One cold winter spell, Mr. Calvin came out to work on the old milk machine, and brought his boys with him. We took down to our fort along the dry creek, and on the way back, he decided he was going to walk across the frozen pit. He didn’t make it far. We fished him out and brought him into the milk barn. Dad took a hose to him and washed him down. By this time, he was about frozen, clean but still stinking to high heaven. Dad carried him to the house and handed off to Mom who stripped him and wrapped him in a blanket and put him near the kerosene floor furnace to warm up. She hung his clothes on a fold-up rack over the furnace to dry.
This was the first and last time Calvin brought the boys out. I do know his wife wasn’t happy with the odor when they got home. The manure may have been washed off, but the odor still remained.
On the home front with the Hooligans, Problem Child Patches has figured out how to outfox the under-ground fence. It starts vibrating 10 feet from the line, so she bounces back and toward the line until she overwhelms the battery recycling just long enough to get out. When I get home, she is laying in the ditch in front of the house. I unload everything out of my truck while she is impatiently barking at me to let her back in. She also did something she hasn’t done since she was a pup; turning the faucet on the front of the house to get a drink. Only she doesn’t turn it back off. I was hoping that it was only on for a short time, however my meter reader left me a card on the front door that I had a big jump in water usage this time. I used over 6,900 gallons this time, and needed to check for a leak. She must have turned it on the afternoon before and it ran all night and most of the next day.

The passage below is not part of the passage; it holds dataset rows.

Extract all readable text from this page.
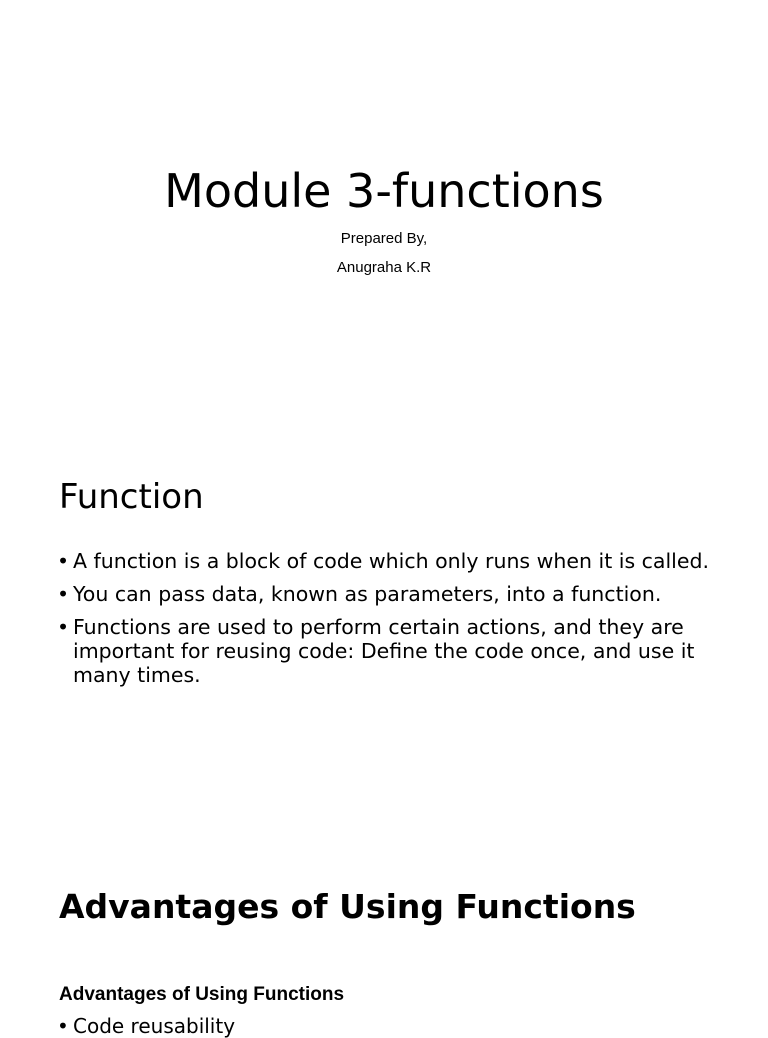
Module 3-functions
Prepared By,
Anugraha K.R
Function
• A function is a block of code which only runs when it is called.
• You can pass data, known as parameters, into a function.
• Functions are used to perform certain actions, and they are important for reusing code: Define the code once, and use it many times.
Advantages of Using Functions
Advantages of Using Functions
• Code reusability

A musician/author friend of mine Cabot Barden let me sit in on his recording session at Fame Recoding studios in Muscle Shoals. It was very interesting learning how a song is put together especially with one artist playing all of the instruments. As I set in the control room overlooking the studio, my mind wandered to some of the greats that recorded there: Aretha Franklin, Duane Allman, Arthur Alexander, Etta James, Clarence Carter, Lou Rawls, Donny Osmond, Candi Staton, Little Richard, Bobbie Gentry, Paul Anka, Otis Redding, Drive by Truckers, Jason Isbell & the 400 unit, Travis Wammack, The Dell Rays, Terri Gibbs, The Osmonds, Billy Joe Royal, Lobo, Alabama, The Blind Boys of Alabama, Shenandoah, Andy Williams, Mac Davis, Larry Gatlin & The Gatlin Brothers, Dobie Gray, Wayne Newton, Liza Minnelli, Tom Jones, Wet Wiilie, Wilson Pickett, Jerry Lee Lewis, The Drifters, George Jones, Ray Stevens, Jerry Reed, Billy Ocean, Heartland, Darryl Worley, and Waylon Jennings among others.
Rick Hall, the founder of Fame, died earlier this month. His funeral as expected was a great musical sendoff. I was in the second week of bronchitis and didn’t get to attend. I photographed Mr. Hall at three events, a benefit for the Fame Girls Ranch, a meet and greet at the Alabama Music Hall of Fame, and his autobiography signing.
We had a nice warm clear day between the two snow events we had, and I took the opportunity to drive over to Wheeler National Wildlife Refuge. I finally was able to see three of the twenty plus whooping cranes overwintering.